We have an incredibly bright future here at Nanomechanics as we continue to grow aggressively.  The opportunities we see in the market are expanding quickly and we are very excited.

About Warren Oliver

Warren Oliver

Warren Oliver obtained his BS in Materials Science from the University of Tennessee in 1976. He received a MS and PhD of Materials Science in 1981 from Stanford University studying with Professor W. D. Nix. Dr. Oliver spent one year on a postdoctoral appointment at Brown, Boveri and Co., Ltd followed by two years (1982-1984) at the United Technologies Research Center.

He then returned to Tennessee for a position at Oak Ridge National Laboratories for ten years until 1994 at which time he left to spend full time directing Nano Instruments, a company he helped to found in 1984. In 1998 Nano Instruments was acquired by MTS Corporation. In 2008 the group was acquired by Agilent Technologies.

Finally, in 2009 Dr. Oliver helped form and became president of a new company, Nanomechanics, Inc. In 2016, Dr. Oliver was also elected the National Academy of Engineers and  became a member the University of Tennessee’s MSE Hall of Fame.

During the course of his research career, Dr. Oliver has made notable contributions to the area of intermetallic alloy development and the mechanical characterization of materials and structures on the micro and nano scale.

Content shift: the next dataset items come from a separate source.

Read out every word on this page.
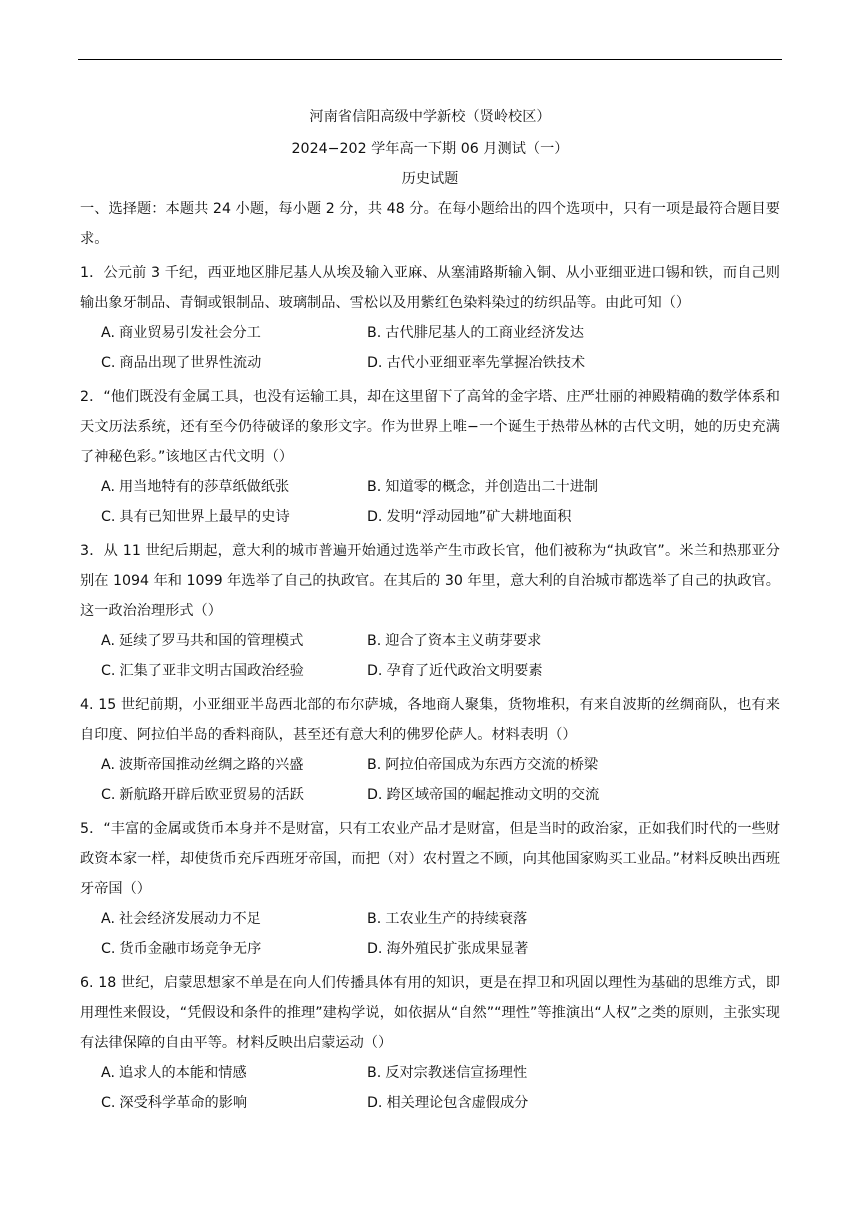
河南省信阳高级中学新校（贤岭校区）
2024−202 学年高一下期 06 月测试（一）
历史试题
一、选择题：本题共 24 小题，每小题 2 分，共 48 分。在每小题给出的四个选项中，只有一项是最符合题目要求。
1．公元前 3 千纪，西亚地区腓尼基人从埃及输入亚麻、从塞浦路斯输入铜、从小亚细亚进口锡和铁，而自己则输出象牙制品、青铜或银制品、玻璃制品、雪松以及用紫红色染料染过的纺织品等。由此可知（）
A. 商业贸易引发社会分工	B. 古代腓尼基人的工商业经济发达
C. 商品出现了世界性流动	D. 古代小亚细亚率先掌握冶铁技术
2．“他们既没有金属工具，也没有运输工具，却在这里留下了高耸的金字塔、庄严壮丽的神殿精确的数学体系和天文历法系统，还有至今仍待破译的象形文字。作为世界上唯−一个诞生于热带丛林的古代文明，她的历史充满了神秘色彩。”该地区古代文明（）
A. 用当地特有的莎草纸做纸张	B. 知道零的概念，并创造出二十进制
C. 具有已知世界上最早的史诗	D. 发明“浮动园地”矿大耕地面积
3．从 11 世纪后期起，意大利的城市普遍开始通过选举产生市政长官，他们被称为“执政官”。米兰和热那亚分别在 1094 年和 1099 年选举了自己的执政官。在其后的 30 年里，意大利的自治城市都选举了自己的执政官。这一政治治理形式（）
A. 延续了罗马共和国的管理模式	B. 迎合了资本主义萌芽要求
C. 汇集了亚非文明古国政治经验	D. 孕育了近代政治文明要素
4. 15 世纪前期，小亚细亚半岛西北部的布尔萨城，各地商人聚集，货物堆积，有来自波斯的丝绸商队，也有来自印度、阿拉伯半岛的香料商队，甚至还有意大利的佛罗伦萨人。材料表明（）
A. 波斯帝国推动丝绸之路的兴盛	B. 阿拉伯帝国成为东西方交流的桥梁
C. 新航路开辟后欧亚贸易的活跃	D. 跨区域帝国的崛起推动文明的交流
5．“丰富的金属或货币本身并不是财富，只有工农业产品才是财富，但是当时的政治家，正如我们时代的一些财政资本家一样，却使货币充斥西班牙帝国，而把（对）农村置之不顾，向其他国家购买工业品。”材料反映出西班牙帝国（）
A. 社会经济发展动力不足	B. 工农业生产的持续衰落
C. 货币金融市场竞争无序	D. 海外殖民扩张成果显著
6. 18 世纪，启蒙思想家不单是在向人们传播具体有用的知识，更是在捍卫和巩固以理性为基础的思维方式，即用理性来假设，“凭假设和条件的推理”建构学说，如依据从“自然”“理性”等推演出“人权”之类的原则，主张实现有法律保障的自由平等。材料反映出启蒙运动（）
A. 追求人的本能和情感	B. 反对宗教迷信宣扬理性
C. 深受科学革命的影响	D. 相关理论包含虚假成分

In particular, he has contributed to the development and commercialization of nanoindentation/nanoindenter equipment and techniques, published more than 250 papers in peer reviewed international journals, and been named as inventor on 14 patents.

Disclaimer: The views expressed here are those of the interviewee and do not necessarily represent the views of AZoM.com Limited (T/A) AZoNetwork, the owner and operator of this website. This disclaimer forms part of the Terms and Conditions of use of this website.